Nowy rok szkolny - i znów pod prąd?


Fot. wilnoteka.lt
Dokładnie za tydzień, 1 września, rozpocznie się nowy rok szkolny. Do szkół z polskim językiem przyjdzie 1 060 pierwszaków. Mało w porównaniu z sytuacją, jaką mieliśmy 20 lat temu, kiedy co roku naukę w polskich szkołach rozpoczynało ponad 2 tysiące 7-latków. Jeśli się jednak uwzględni panującą ostatnio atmosferę wokół szkolnictwa polskiego na Litwie, niż demograficzny i emigrację zarobkową - to całkiem nieźle.


"Zamieszanie wokół szkół polskich w ciągu ostatnich dwudziestu lat jest tworzone specjalnie. Robią to władze oświatowe, politycy, media. I nie tylko środowisko litewskie, nieraz - również nasi rodacy, Polacy, zagęszczają sytuację. Niby w dobrej wierze, w trosce o dobro polskiej szkoły wprowadzają zamęt. Od ponad 20 lat płyniemy pod prąd - i to jest fakt" - uważa prezes Stowarzyszenia Nauczycieli Szkół Polskich na Litwie Józef Kwiatkowski. Kwiatkowski sytuację w oświacie polskiej na Litwie porównuje do sprężyny: "Ta sprężyna coraz bardziej się ściska, ale jest granica, kiedy zaczyna się rozprężać. Ostatnio to właśnie obserwujemy: sytuacja w oświacie doprowadziła do aktywizacji społeczności polskiej, powstało Forum Rodziców Szkół Polskich, komitety strajkowe, komitety uczniowskie. To wszystko mówi o tym, że pojawia się sprzeciw społeczny wobec nieprzychylnych polskim szkołom działań".
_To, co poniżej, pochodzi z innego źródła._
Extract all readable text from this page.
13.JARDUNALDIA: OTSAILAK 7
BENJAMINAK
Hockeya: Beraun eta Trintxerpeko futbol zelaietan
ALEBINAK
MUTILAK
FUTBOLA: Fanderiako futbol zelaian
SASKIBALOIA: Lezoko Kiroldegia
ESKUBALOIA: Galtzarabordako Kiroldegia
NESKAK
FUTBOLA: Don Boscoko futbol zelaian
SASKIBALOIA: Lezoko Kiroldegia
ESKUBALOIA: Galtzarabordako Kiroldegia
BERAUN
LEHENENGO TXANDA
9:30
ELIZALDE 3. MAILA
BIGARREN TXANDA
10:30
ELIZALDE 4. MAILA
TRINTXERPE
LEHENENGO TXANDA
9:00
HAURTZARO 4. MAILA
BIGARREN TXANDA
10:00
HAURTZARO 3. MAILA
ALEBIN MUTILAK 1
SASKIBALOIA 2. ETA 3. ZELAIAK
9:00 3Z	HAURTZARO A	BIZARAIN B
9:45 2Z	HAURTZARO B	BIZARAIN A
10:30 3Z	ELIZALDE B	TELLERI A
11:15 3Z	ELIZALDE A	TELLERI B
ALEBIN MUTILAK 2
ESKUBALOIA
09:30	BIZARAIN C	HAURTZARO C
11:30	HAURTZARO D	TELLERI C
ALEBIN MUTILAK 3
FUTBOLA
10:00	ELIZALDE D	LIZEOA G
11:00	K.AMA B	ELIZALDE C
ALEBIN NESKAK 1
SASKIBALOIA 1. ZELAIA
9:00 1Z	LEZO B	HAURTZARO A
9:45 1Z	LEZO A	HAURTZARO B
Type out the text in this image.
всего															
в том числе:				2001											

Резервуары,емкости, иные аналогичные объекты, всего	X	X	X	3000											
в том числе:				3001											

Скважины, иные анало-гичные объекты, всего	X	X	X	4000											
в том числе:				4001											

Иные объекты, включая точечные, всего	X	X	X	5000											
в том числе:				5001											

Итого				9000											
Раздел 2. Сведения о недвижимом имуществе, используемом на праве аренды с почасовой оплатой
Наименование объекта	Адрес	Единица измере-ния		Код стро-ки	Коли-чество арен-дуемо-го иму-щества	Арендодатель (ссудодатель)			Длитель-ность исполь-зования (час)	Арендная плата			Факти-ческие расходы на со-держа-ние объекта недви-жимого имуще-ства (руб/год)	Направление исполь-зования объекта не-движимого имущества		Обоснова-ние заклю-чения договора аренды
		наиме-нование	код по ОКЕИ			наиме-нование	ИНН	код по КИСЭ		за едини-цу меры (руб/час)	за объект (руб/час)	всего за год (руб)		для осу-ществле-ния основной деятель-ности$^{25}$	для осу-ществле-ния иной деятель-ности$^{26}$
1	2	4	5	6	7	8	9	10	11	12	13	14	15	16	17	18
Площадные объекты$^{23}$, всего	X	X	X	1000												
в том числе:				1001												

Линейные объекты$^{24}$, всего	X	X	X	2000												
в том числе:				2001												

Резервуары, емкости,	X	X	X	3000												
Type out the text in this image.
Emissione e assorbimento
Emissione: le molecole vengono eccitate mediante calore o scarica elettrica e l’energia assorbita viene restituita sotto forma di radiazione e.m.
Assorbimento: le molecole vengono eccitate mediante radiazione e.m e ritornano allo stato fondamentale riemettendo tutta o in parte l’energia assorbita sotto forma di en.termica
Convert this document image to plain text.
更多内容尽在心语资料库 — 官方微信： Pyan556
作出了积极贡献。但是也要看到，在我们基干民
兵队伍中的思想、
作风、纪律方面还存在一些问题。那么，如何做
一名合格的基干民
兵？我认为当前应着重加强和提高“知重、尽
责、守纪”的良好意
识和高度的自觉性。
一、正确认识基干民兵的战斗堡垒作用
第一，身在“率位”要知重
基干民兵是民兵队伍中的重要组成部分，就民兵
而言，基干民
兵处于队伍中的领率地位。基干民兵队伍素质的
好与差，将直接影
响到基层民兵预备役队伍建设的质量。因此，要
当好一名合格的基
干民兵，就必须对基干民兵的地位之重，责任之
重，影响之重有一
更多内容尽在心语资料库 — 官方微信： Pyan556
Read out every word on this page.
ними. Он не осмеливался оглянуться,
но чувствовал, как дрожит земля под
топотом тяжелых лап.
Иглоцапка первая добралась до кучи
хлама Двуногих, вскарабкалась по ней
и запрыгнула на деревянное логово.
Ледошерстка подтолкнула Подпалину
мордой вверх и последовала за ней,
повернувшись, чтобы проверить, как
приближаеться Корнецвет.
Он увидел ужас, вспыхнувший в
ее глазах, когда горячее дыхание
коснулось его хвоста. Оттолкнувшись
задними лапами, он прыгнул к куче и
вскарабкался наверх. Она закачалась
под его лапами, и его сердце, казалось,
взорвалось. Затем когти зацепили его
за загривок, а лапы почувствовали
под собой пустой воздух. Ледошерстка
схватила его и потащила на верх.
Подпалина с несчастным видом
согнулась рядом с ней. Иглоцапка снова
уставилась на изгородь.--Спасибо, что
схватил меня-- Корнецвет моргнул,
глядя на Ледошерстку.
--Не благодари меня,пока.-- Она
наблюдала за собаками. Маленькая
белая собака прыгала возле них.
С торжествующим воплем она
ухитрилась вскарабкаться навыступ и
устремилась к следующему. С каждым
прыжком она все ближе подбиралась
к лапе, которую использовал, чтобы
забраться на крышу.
Nie da się jednak ukryć, że liczba uczniów szkół polskich zmniejszyła się. W najlepszych czasach miały one ponad 22 tys. uczniów, obecnie - o połowę mniej. Józef Kwiatkowski tłumaczy, że są to między innymi konsekwencje niżu demograficznego i migracji mieszkańców. Jako przykład przytacza rejon święciański, gdzie w tym roku z rejestru usuniętych zostało 17 wsi - są to wsie, które się wyludniły. W skali kraju wyludniło się już około 500 wsi. Liczba uczniów w polskich szkołach zmniejsza się również w wyniku nieprzychylnej polityki władz państwa. "Przed około 20 laty na Wileńszczyźnie zaczęły powstawać szkoły tzw. powiatowe z litewskim językiem nauczania, które podlegały bezpośrednio Administracji Okręgu Wileńskiego (obecnie są to szkoły podlegające bezpośrednio ministerstwu oświaty). W rejonach wileńskim i solecznickim powstało około 20 takich szkół. Około 80 proc. uczniów w tych szkołach stanowią dzieci z rodzin polskich lub mieszanych. Ma to oczywiście wpływ na zmniejszenie liczby uczniów w szkołach polskich" - mówi prezes "Macierzy Szkolnej". 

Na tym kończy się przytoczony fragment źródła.